Yesterday I created trying to understand why I was getting a different value
casting an address and just casting a float ..
anyway the reason for this is this code here
Code:
#include<iostream>

using namespace std;

void binaryPrint(unsigned char * buff, int size)
{
	for (int i = (size -1) ; i >= 0 ; i --)
	{
		unsigned char mask = 128;
		for (int j = 0 ; j < 8 ; j ++)
		{
			cout << ((buff[i] & mask) ? "1" : "0");
			mask = mask >> 1;
		}
	}
	cout << endl;
}

void main()
{
	float i;

	i = -100.75f;

	binaryPrint( (unsigned char * ) & i, sizeof(float));

}
My teacher wrote this in class because wanted us to understand how floating point numbers are stored.

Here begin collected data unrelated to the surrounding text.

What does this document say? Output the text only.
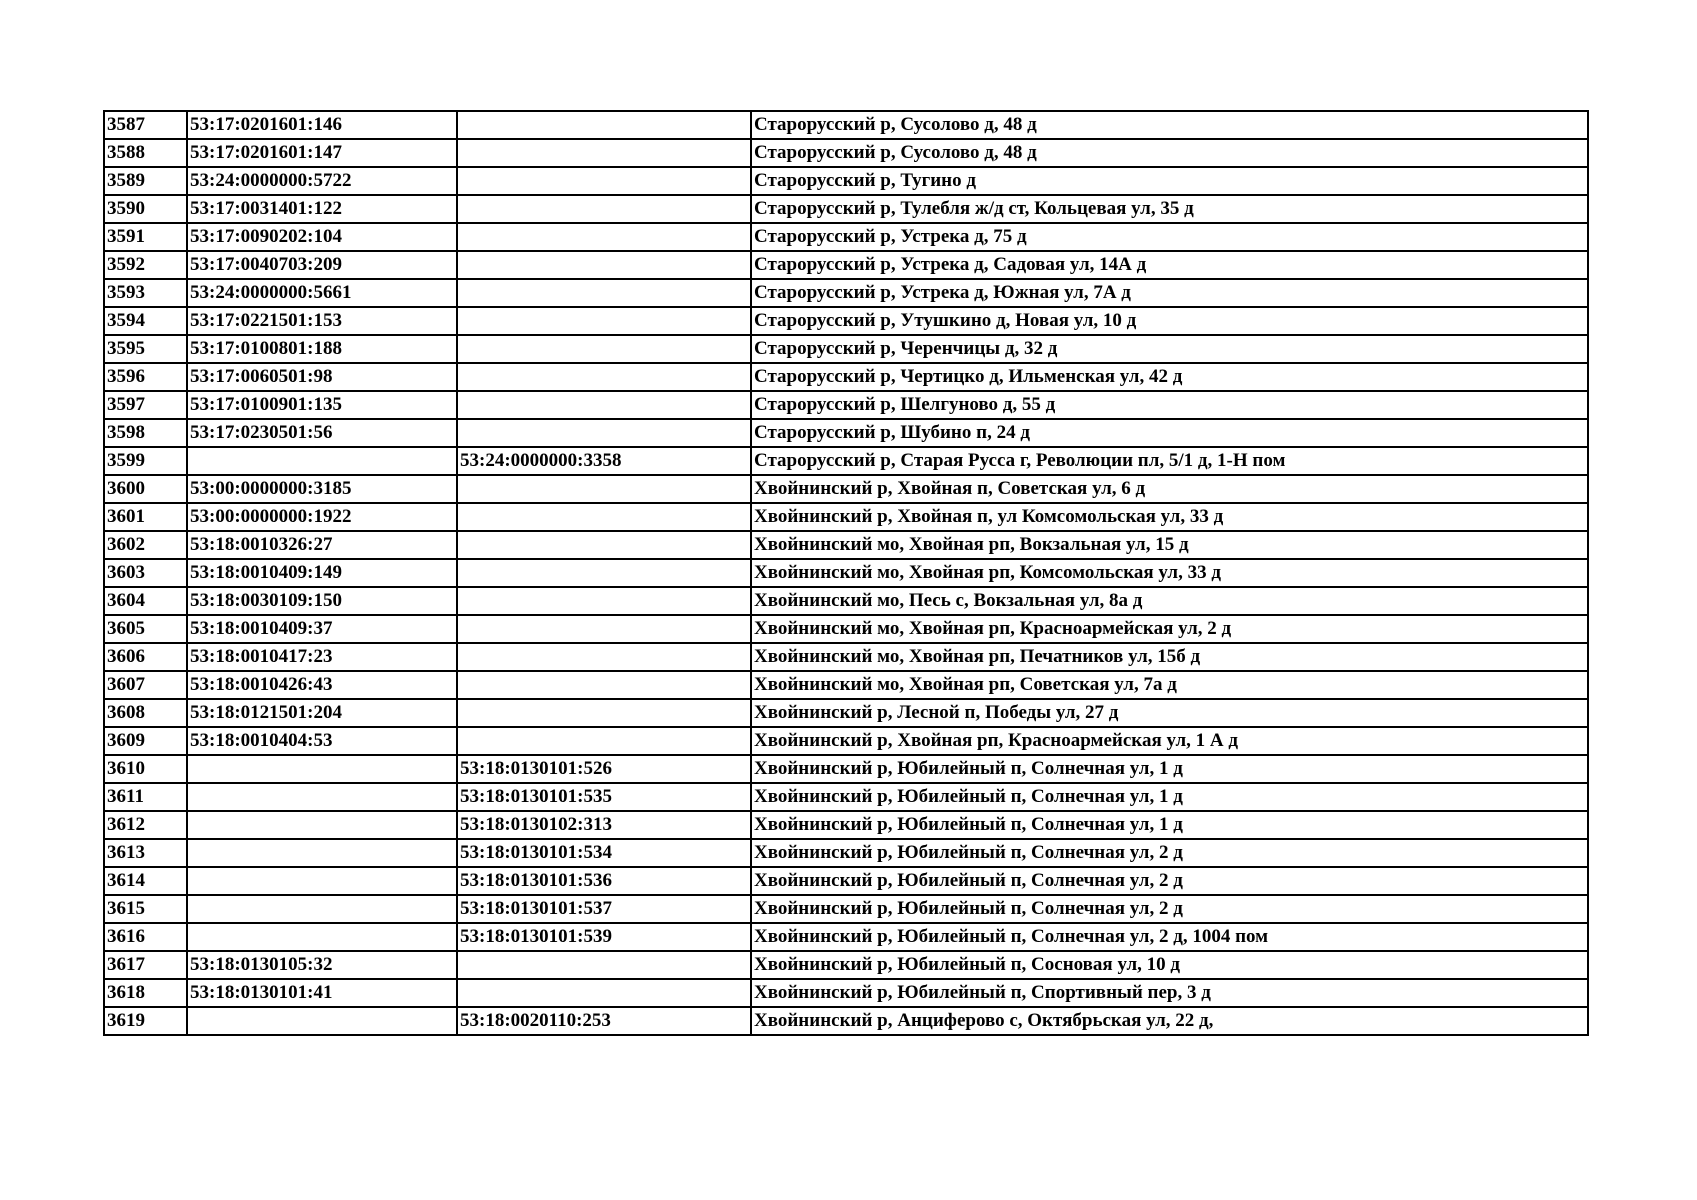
3587	53:17:0201601:146		Старорусский р, Сусолово д, 48 д
3588	53:17:0201601:147		Старорусский р, Сусолово д, 48 д
3589	53:24:0000000:5722		Старорусский р, Тугино д
3590	53:17:0031401:122		Старорусский р, Тулебля ж/д ст, Кольцевая ул, 35 д
3591	53:17:0090202:104		Старорусский р, Устрека д, 75 д
3592	53:17:0040703:209		Старорусский р, Устрека д, Садовая ул, 14А д
3593	53:24:0000000:5661		Старорусский р, Устрека д, Южная ул, 7А д
3594	53:17:0221501:153		Старорусский р, Утушкино д, Новая ул, 10 д
3595	53:17:0100801:188		Старорусский р, Черенчицы д, 32 д
3596	53:17:0060501:98		Старорусский р, Чертицко д, Ильменская ул, 42 д
3597	53:17:0100901:135		Старорусский р, Шелгуново д, 55 д
3598	53:17:0230501:56		Старорусский р, Шубино п, 24 д
3599		53:24:0000000:3358	Старорусский р, Старая Русса г, Революции пл, 5/1 д, 1-Н пом
3600	53:00:0000000:3185		Хвойнинский р, Хвойная п, Советская ул, 6 д
3601	53:00:0000000:1922		Хвойнинский р, Хвойная п, ул Комсомольская ул, 33 д
3602	53:18:0010326:27		Хвойнинский мо, Хвойная рп, Вокзальная ул, 15 д
3603	53:18:0010409:149		Хвойнинский мо, Хвойная рп, Комсомольская ул, 33 д
3604	53:18:0030109:150		Хвойнинский мо, Песь с, Вокзальная ул, 8а д
3605	53:18:0010409:37		Хвойнинский мо, Хвойная рп, Красноармейская ул, 2 д
3606	53:18:0010417:23		Хвойнинский мо, Хвойная рп, Печатников ул, 15б д
3607	53:18:0010426:43		Хвойнинский мо, Хвойная рп, Советская ул, 7а д
3608	53:18:0121501:204		Хвойнинский р, Лесной п, Победы ул, 27 д
3609	53:18:0010404:53		Хвойнинский р, Хвойная рп, Красноармейская ул, 1 А д
3610		53:18:0130101:526	Хвойнинский р, Юбилейный п, Солнечная ул, 1 д
3611		53:18:0130101:535	Хвойнинский р, Юбилейный п, Солнечная ул, 1 д
3612		53:18:0130102:313	Хвойнинский р, Юбилейный п, Солнечная ул, 1 д
3613		53:18:0130101:534	Хвойнинский р, Юбилейный п, Солнечная ул, 2 д
3614		53:18:0130101:536	Хвойнинский р, Юбилейный п, Солнечная ул, 2 д
3615		53:18:0130101:537	Хвойнинский р, Юбилейный п, Солнечная ул, 2 д
3616		53:18:0130101:539	Хвойнинский р, Юбилейный п, Солнечная ул, 2 д, 1004 пом
3617	53:18:0130105:32		Хвойнинский р, Юбилейный п, Сосновая ул, 10 д
3618	53:18:0130101:41		Хвойнинский р, Юбилейный п, Спортивный пер, 3 д
3619		53:18:0020110:253	Хвойнинский р, Анциферово с, Октябрьская ул, 22 д,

But I find it really hard to understand his code.
firstly how is it possible to store an integer into a char type?
is it because all numbers in computer base form is in binary? and because 128 is not greater than 255 the highest number an 8bit can take, I was able to store in a char?

second:
when i declare a type and a location is made for it in memory is it contiguous, so it like an array ?
so for an int, because memory is usually stored in bytes
it will divide and int of size 4bytes into each byte
so it is a 4 by 8 array?
1111 1111
1111 1111
1111 1111
1111 1111
so if i just declared a simple char , because a char size is already a byte it doesn't have divide into up into separate byte..so it is basically
1111 1111
if that is the case
this piece of code:
Code:
void binaryPrint(unsigned char * buff, int size)
{
	for (int i = (size -1) ; i >= 0 ; i --)
	{
		unsigned char mask = 128;
		for (int j = 0 ; j < 8 ; j ++)
		{
			cout << ((buff[i] & mask) ? "1" : "0");
			mask = mask >> 1;
		}
	}
	cout << endl;
}
If bytes are located as arrays, 1d array, 2d array..
were 2 loops used because char *buff is string pointer to an address that holds one byte of data
I don't really understand why i will be initialised to the size of a type..why not start from 0?

when he did buff[i]
so if i have 32 bits in memory:
1000 1111
1100 0001
1001 1011
0011 0101

if i did buff[i]
since i is 4-1 and represents row 4
i am assuming
it just takes
0011 0101 & 1000 0000
0011 0101 & 0100 0000
0011 0101 & 0010 0000

and just ands them together to see which bit is set.after the inner loop is done
it goes to row 3
and does the process again. So it does this 32 times.


so let's say instead of converting a float or int - since they are 32bits
i wanted to convert a char
now a char is 8 bits long

1111 0000
if i had a string pointer to an address in memory that holds the binary digits
so buff points to 1111 0000
1111 0000 is essentially a 1d array ..
so why is that when I use just one loop, to check which bits are set it doesn't work ?
Code:
#include <iostream> 
using namespace std ; 

void main() 
{
    char let = 9 ; 

    unsigned char* buff = (unsigned char*)&let;
   
    unsigned char mask = 128 ; 
    int i= 0;
	for(; i<8; i++)
	{
        
        if(buff[i] & mask)
		{
			cout << "1" ;
		}		
		else
		{
			cout << "0" ;
		}
        mask >>=1 ;
		
	}
    
	cout << endl ;
  system("pause") ;
	
}
... Unless
because I am incrementing i..
i am moving to the next row of byte in memory...
so that wouldn't work..
i would have to do buff[0] or *buff for it to work...

please help explain..